29 C.F.R. § 18.1(b).

   In this case, Respondent argues that it will have insufficient time to prepare for trial if Complainant requires 30 days to respond to the subpoena duces tecum. In a signed declaration, Complainant's counsel states that due to problems with the recording process, copies of some tapes made available to Respondent in response to its First Set of Requests for Production should be delivered to Respondent this week. In addition, counsel states that a copy of an electronic audio recording was sent to Respondent's counsel, via e-mail, on March 8, 1999. "The only other tape in [Complainant's] possession is a video recording of the CBS Nightly News broadcast of November 24 and 25, 1997." Complainant's counsel states that "[c]opies of the transcript of this tape were provided to Respondent in Complainant's production responses," and that she is willing to arrange for reproduction of this video tape upon Respondent's request.


[Page 6]

   Based on the foregoing, I find that neither party will be prejudiced if the 30 day time period for responding to this request is modified. Moreover, Complainant states that he "has no objection to either responding in a shorter time period to Respondent's Requests for Production or providing assurance that all tapes in [his] control have been produced to Respondent." I also find that the interests of justice are served by modifying this time period. Complainant has repeatedly expressed the desire to proceed to a formal hearing as expeditiously as possible. Modifying the 30 day time period will help avoid further delays and requests for continuance in this matter. As such, Complainant is ORDERED to respond to the above-mentioned subpoena duces tecum on March 12, 1999.

   With respect to Respondent's Motion to Compel Complainant to produce the above-mentioned tapes by March 12, 1999, such a motion no longer appears to be necessary. Nevertheless, it is expected that Complainant will cooperate fully in answering this request and all future discovery requests in this matter. Due to the time constraints for completing discovery, Complainant's cooperation is essential to avoid further continuances.

ORDER

   IT IS HEREBY ORDERED that:

1. Respondent's Motion to Compel Complainant to appear for deposition on March 12, 1999 is GRANTED.

2. The time period for responding to the above-mentioned subpoena duces tecum is MODIFIED. Complainant is ORDERED to respond to the above-mentioned subpoena duces tecum on March 12, 1999.

3. Respondent's Motion to Compel Complainant to produce the above-mentioned tapes is DENIED because such a motion no longer appears necessary, but it may be renewed upon Complainant's noncompliance with this Order.

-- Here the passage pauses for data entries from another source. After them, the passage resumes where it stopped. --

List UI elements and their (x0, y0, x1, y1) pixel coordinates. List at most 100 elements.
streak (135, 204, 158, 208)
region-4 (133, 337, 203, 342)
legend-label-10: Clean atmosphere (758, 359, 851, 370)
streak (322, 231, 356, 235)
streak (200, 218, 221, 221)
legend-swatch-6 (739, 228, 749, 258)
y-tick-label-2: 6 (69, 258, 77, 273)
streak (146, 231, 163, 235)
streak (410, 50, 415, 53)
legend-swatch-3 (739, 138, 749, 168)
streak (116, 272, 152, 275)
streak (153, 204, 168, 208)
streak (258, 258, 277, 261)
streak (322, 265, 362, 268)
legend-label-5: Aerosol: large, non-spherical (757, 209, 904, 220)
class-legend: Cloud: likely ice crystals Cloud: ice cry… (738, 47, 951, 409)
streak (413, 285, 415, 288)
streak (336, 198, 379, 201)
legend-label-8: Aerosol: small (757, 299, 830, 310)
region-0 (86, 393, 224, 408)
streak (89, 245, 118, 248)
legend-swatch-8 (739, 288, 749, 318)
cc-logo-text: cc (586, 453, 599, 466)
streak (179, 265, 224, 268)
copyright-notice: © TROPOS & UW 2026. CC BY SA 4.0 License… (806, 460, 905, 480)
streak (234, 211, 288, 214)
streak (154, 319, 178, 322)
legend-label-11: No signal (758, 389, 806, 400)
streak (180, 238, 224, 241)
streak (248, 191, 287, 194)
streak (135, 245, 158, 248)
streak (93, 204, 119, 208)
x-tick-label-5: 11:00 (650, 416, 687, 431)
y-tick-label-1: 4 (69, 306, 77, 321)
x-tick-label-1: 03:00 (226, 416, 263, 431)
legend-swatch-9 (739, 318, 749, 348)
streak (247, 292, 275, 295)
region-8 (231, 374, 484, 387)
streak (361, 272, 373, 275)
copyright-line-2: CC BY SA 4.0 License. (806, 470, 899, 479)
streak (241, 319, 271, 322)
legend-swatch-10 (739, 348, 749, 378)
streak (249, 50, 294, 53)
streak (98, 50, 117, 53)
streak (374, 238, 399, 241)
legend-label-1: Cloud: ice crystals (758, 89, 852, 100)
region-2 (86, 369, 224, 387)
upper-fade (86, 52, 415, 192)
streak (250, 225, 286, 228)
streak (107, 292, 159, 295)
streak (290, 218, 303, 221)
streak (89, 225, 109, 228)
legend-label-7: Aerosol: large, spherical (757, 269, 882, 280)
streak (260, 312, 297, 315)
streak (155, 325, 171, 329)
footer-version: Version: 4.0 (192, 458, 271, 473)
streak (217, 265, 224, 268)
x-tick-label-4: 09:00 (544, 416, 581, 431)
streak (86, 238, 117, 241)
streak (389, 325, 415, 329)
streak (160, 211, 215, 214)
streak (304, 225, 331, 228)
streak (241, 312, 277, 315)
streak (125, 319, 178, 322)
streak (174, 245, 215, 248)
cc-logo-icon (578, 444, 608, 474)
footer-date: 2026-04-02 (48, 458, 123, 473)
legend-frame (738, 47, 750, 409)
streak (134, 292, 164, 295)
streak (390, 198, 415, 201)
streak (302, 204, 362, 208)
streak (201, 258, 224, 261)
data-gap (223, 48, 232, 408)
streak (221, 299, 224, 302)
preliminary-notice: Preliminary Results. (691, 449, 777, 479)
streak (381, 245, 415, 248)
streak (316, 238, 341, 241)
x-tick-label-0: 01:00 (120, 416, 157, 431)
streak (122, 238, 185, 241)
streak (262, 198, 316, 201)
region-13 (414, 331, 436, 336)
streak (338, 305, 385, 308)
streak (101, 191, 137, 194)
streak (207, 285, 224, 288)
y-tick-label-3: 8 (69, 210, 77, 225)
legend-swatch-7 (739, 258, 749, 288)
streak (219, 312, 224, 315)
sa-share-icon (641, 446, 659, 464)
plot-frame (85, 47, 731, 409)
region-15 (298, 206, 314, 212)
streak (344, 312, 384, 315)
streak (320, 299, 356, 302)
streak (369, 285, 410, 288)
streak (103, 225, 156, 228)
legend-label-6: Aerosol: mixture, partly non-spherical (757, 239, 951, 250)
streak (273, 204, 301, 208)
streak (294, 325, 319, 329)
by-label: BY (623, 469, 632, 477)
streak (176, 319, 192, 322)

   Entered this 10th day of March, 1999, at Long Beach, California.

      DANIEL L. STEWART
      Administrative Law Judge

DLS: cdk

[ENDNOTES]

1Complainant argues that he did not receive 5 days written notice of when the deposition was to be taken. Subsequent to Complainant's refusal to be deposed on March 2, 1999, Respondent issued a revised Notice of Continued Deposition of Complainant for March 12, 1999, which satisfied the 5 day rule set forth at 29 C.F.R. § 18.22(c). As such, this issue is moot.

2"Statutes in pari materia are to be construed together." Black's Law Dictionary 898 (4th ed. 1951) (citation omitted).